THE shocking suicide of two young children in Walvis Bay and Swakopmund recently put the mental state of people that had to subdue to harsh restrictive measures of the COVID-19 State of Emergency for the past five months under the microscope.
Commenting on the prevalence of suicide especially amongst children in the region, Childline Lifeline Counselling Centre Coordinator, Lesheni Hakandonga said that there is no such thing as too young when it comes to mental health issues.
Hakandonga said that the leading causes of suicide in children can include mental health conditions such as anxiety or depression, trauma, or toxic home environments.
“A child has a voice, and sometimes as parents, we do not allow children to voice themselves and as a result, they feel not accepted. Trauma can be a contributing factor which leads to suicide, abusive relationships take a toll on the mental health of children, even as adults we do not forget traumatic memories, they become impeded in our subconscious mind, even a four-year-old toddler can experience trauma and remember it when they are older,” Hakandonga said.

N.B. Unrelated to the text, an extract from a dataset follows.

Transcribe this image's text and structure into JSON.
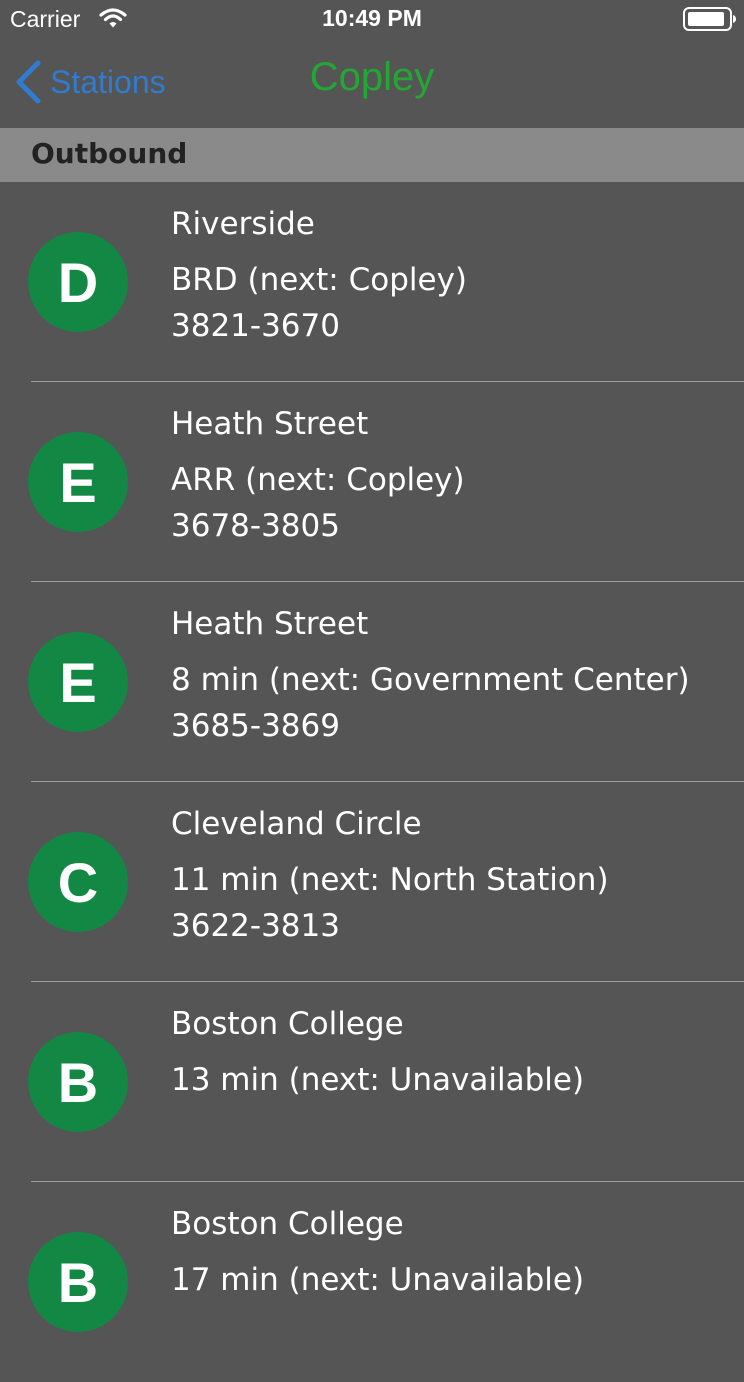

She advised that warning signs that a child may commit suicide include a change in behaviour patterns. “As a guardian, you can see a change in the behaviour of your children, sometimes a child can go from being very talkative to being in a shell. Children are relatable beings, they like to be played with, they like people who are fully aware and conscious of their presence, that’s why they sometimes find it easier to talk to strangers. If any parent notices issues, call ChildLine on the toll-free line 116 or the GBV hotline on 106,” Hakandonga concluded.